This Is Such A Blast!

A fresh crater in the Arabia Terra region of Mars photographed by the Mars Global Surveyor. The impact occurred sometime between December 8, 2003 and November 26, 2005. The dark rings and rays around the crater were created by the expanding shock wave of the impact. The long rays and dark spots are secondary impacts when material from the crust was thrown outward from the explosion. Credit: NASA/JPL/MSSS

This is such a neat image. So many of the craters we see in photos are on the order of several billion years old that it comes as an unexpected surprise to stumble upon a fresh one. This impact on Mars is only 75 feet across – about as big as your front yard – and shows beautiful wispy tendrils of dark debris extending from the blast zone. The Mars Global Surveyor mission found 20 new, small impact craters during its continuous monitoring of the planet between May 1999 and March 2006.  Click the link and take a look at them when you have time.

I find parallels between Earth and alien worlds fascinating. Mars gets an occasional smack by a meteorite just like Earth does. Many that hit our planet land in the ocean and leave no impression, but since Mars lacks surface water,  just about any worthy impact leaves its mark for the remote eye of a spacecraft to see.

Before and after photos of the Arabia crater impact. The left photo was taken in December 2003; the circle is the area where the impact had yet to occur.

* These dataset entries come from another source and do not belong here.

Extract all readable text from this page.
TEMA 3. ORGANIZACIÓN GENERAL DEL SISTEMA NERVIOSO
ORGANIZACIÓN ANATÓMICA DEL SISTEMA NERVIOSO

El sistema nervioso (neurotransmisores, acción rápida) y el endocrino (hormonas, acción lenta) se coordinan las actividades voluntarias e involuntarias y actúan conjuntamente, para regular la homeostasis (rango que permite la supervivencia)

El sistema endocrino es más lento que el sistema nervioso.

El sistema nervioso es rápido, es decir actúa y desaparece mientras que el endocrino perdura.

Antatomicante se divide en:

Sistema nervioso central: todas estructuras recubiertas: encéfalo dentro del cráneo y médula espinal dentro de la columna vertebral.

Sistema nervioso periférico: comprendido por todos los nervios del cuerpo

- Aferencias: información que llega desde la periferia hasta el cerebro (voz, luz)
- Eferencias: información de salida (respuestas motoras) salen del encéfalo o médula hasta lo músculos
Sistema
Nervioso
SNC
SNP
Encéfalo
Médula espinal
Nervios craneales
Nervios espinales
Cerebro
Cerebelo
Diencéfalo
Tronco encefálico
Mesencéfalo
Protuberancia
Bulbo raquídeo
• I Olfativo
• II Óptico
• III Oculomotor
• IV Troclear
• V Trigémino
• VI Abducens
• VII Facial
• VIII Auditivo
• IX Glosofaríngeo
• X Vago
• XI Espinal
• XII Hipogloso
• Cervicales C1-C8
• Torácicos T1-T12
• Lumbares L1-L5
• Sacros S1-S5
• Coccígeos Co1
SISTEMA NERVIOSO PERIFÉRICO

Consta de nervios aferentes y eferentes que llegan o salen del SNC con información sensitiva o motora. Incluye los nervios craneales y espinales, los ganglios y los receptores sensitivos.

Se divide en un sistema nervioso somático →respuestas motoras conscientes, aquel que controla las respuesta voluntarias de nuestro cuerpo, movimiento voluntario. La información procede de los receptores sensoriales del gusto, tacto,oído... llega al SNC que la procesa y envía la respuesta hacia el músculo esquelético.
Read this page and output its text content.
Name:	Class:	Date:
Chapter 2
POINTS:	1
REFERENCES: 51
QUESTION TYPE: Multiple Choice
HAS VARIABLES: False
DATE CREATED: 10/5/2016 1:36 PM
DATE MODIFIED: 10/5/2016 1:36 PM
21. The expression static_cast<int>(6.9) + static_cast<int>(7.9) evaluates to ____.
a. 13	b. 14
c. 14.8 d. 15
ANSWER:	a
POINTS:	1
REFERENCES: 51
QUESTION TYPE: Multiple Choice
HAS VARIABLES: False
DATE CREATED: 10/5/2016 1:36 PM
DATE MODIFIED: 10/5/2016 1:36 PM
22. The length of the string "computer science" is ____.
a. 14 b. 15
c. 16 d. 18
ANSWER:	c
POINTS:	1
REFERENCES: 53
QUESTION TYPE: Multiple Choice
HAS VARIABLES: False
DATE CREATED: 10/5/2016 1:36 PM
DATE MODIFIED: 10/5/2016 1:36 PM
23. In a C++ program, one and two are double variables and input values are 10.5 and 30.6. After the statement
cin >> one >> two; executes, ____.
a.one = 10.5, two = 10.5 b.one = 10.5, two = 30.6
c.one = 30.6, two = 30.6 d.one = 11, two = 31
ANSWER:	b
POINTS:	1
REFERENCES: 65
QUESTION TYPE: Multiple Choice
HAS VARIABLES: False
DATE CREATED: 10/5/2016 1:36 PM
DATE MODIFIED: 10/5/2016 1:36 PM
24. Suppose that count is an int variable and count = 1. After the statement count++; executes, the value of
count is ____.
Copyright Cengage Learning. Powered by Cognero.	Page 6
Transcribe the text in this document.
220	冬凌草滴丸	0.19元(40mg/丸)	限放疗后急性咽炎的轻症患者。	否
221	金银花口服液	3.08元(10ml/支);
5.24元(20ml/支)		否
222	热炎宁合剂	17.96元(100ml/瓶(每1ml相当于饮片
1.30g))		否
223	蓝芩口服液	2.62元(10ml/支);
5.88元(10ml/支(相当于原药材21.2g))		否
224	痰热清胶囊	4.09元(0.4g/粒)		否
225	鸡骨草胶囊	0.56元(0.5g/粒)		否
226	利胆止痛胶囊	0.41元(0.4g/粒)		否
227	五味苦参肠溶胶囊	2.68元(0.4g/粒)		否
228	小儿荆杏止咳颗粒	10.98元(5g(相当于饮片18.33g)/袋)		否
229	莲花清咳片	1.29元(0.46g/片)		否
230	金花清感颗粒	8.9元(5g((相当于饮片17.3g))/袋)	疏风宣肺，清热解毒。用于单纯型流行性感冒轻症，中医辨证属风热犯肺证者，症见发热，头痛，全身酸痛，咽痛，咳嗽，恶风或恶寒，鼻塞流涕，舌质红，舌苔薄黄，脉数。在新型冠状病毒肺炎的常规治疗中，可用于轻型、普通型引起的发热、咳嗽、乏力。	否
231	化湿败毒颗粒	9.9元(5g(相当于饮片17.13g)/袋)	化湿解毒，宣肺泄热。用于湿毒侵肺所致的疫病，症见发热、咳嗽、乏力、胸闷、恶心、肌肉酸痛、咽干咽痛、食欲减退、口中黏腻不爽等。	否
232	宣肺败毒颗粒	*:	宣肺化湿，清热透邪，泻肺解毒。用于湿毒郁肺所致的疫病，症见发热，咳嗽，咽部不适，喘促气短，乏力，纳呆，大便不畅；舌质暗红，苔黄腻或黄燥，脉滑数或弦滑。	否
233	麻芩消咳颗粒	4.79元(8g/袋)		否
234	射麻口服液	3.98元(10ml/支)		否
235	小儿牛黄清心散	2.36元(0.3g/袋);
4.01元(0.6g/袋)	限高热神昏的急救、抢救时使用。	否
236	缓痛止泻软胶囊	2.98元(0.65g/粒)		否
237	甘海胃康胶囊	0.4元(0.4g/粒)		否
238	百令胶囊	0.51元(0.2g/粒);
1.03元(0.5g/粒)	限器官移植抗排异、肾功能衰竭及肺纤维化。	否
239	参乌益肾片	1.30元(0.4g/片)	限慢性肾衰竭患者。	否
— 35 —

The right image is from November 2005 after the new crater had formed. The crater appears white rather than dark because it was photographed in infrared (heat) light. Credit: NASA/JPL/Malin Space Science Systems

No other planet draws like Mars. There are currently three orbiting probes studying and photographing Mars’ surface and weather every day. Down on the ground, the Opportunity Rover is halfway along its 11.8 mile journey from Victoria Crater to Endeavor Crater. Come next January, Opportunity will have been operational for seven years – that’s six years and nine months longer than planned. No one’s heard from the Spirit Rover since March 22. It got mired in sand in 2009 and has been nearly stationery since. The robot is currently in hibernation mode during the long Martian winter and hasn’t responded to commands from Earth. If mission controllers don’t hear from it by next March, that’ll probably spell the end of its mission.

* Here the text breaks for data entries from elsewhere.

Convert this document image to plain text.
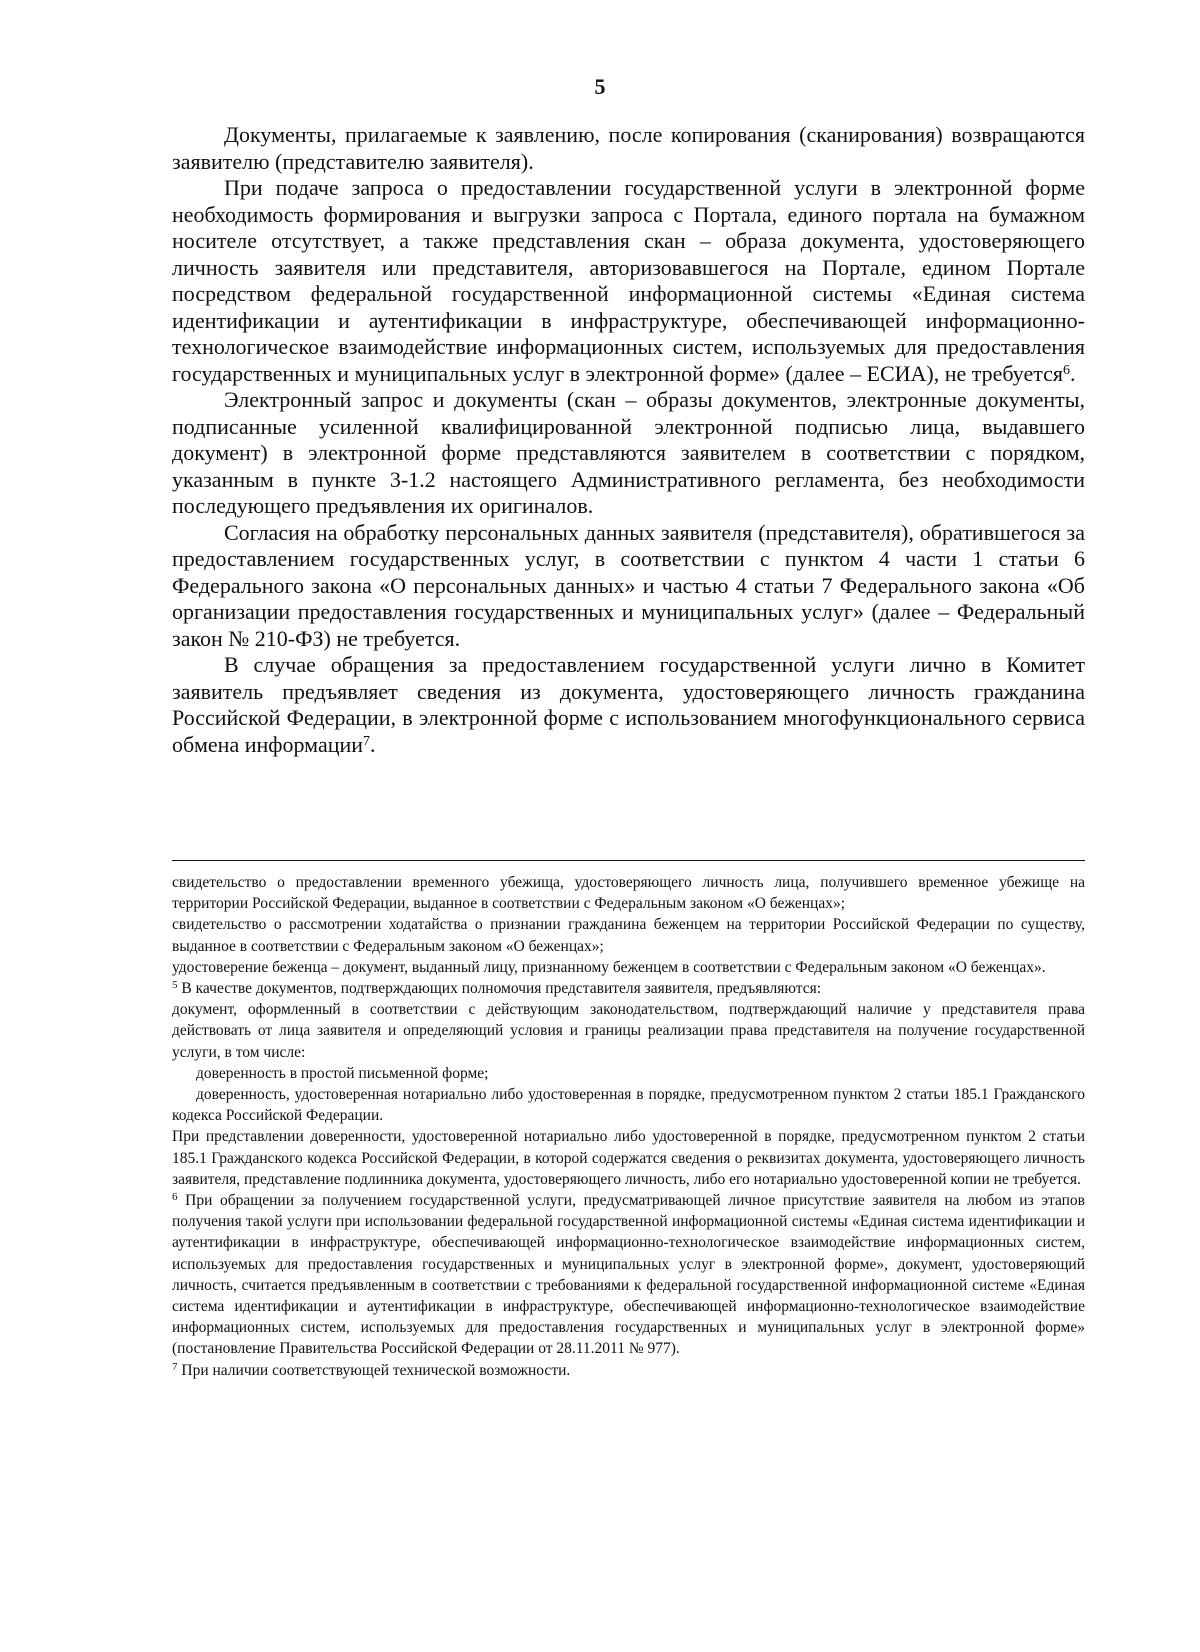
5

Документы, прилагаемые к заявлению, после копирования (сканирования) возвращаются заявителю (представителю заявителя).

При подаче запроса о предоставлении государственной услуги в электронной форме необходимость формирования и выгрузки запроса с Портала, единого портала на бумажном носителе отсутствует, а также представления скан – образа документа, удостоверяющего личность заявителя или представителя, авторизовавшегося на Портале, едином Портале посредством федеральной государственной информационной системы «Единая система идентификации и аутентификации в инфраструктуре, обеспечивающей информационно-технологическое взаимодействие информационных систем, используемых для предоставления государственных и муниципальных услуг в электронной форме» (далее – ЕСИА), не требуется$^6$.

Электронный запрос и документы (скан – образы документов, электронные документы, подписанные усиленной квалифицированной электронной подписью лица, выдавшего документ) в электронной форме представляются заявителем в соответствии с порядком, указанным в пункте 3-1.2 настоящего Административного регламента, без необходимости последующего предъявления их оригиналов.

Согласия на обработку персональных данных заявителя (представителя), обратившегося за предоставлением государственных услуг, в соответствии с пунктом 4 части 1 статьи 6 Федерального закона «О персональных данных» и частью 4 статьи 7 Федерального закона «Об организации предоставления государственных и муниципальных услуг» (далее – Федеральный закон № 210-ФЗ) не требуется.

В случае обращения за предоставлением государственной услуги лично в Комитет заявитель предъявляет сведения из документа, удостоверяющего личность гражданина Российской Федерации, в электронной форме с использованием многофункционального сервиса обмена информации$^7$.

свидетельство о предоставлении временного убежища, удостоверяющего личность лица, получившего временное убежище на территории Российской Федерации, выданное в соответствии с Федеральным законом «О беженцах»;

свидетельство о рассмотрении ходатайства о признании гражданина беженцем на территории Российской Федерации по существу, выданное в соответствии с Федеральным законом «О беженцах»;

удостоверение беженца – документ, выданный лицу, признанному беженцем в соответствии с Федеральным законом «О беженцах».

$^5$ В качестве документов, подтверждающих полномочия представителя заявителя, предъявляются:

документ, оформленный в соответствии с действующим законодательством, подтверждающий наличие у представителя права действовать от лица заявителя и определяющий условия и границы реализации права представителя на получение государственной услуги, в том числе:

доверенность в простой письменной форме;

доверенность, удостоверенная нотариально либо удостоверенная в порядке, предусмотренном пунктом 2 статьи 185.1 Гражданского кодекса Российской Федерации.

При представлении доверенности, удостоверенной нотариально либо удостоверенной в порядке, предусмотренном пунктом 2 статьи 185.1 Гражданского кодекса Российской Федерации, в которой содержатся сведения о реквизитах документа, удостоверяющего личность заявителя, представление подлинника документа, удостоверяющего личность, либо его нотариально удостоверенной копии не требуется.

$^6$ При обращении за получением государственной услуги, предусматривающей личное присутствие заявителя на любом из этапов получения такой услуги при использовании федеральной государственной информационной системы «Единая система идентификации и аутентификации в инфраструктуре, обеспечивающей информационно-технологическое взаимодействие информационных систем, используемых для предоставления государственных и муниципальных услуг в электронной форме», документ, удостоверяющий личность, считается предъявленным в соответствии с требованиями к федеральной государственной информационной системе «Единая система идентификации и аутентификации в инфраструктуре, обеспечивающей информационно-технологическое взаимодействие информационных систем, используемых для предоставления государственных и муниципальных услуг в электронной форме» (постановление Правительства Российской Федерации от 28.11.2011 № 977).

$^7$ При наличии соответствующей технической возможности.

Engineers working in a clean room at NASA's Jet Propulsion Laboratory, installed six new wheels on the Curiosity rover, and rotated all six wheels at once on July 9, 2010. Credit: NASA/JPL-Caltech

The next generation “super rover” Curiosity will be launched in the fall of 2011. At 9 feet, it’s twice as long as Spirit and Opportunity and loaded with instruments to assess whether Mars ever had an environment capable of supporting microbial life and conditions that may have preserved clues about its existence. Multiple cameras, a laser for zapping rocks, an instrument to search for organic compounds and a nifty nuclear battery to keep everything running year round. This baby is deluxe! I don’t know about you, but I can’t get enough of Mars.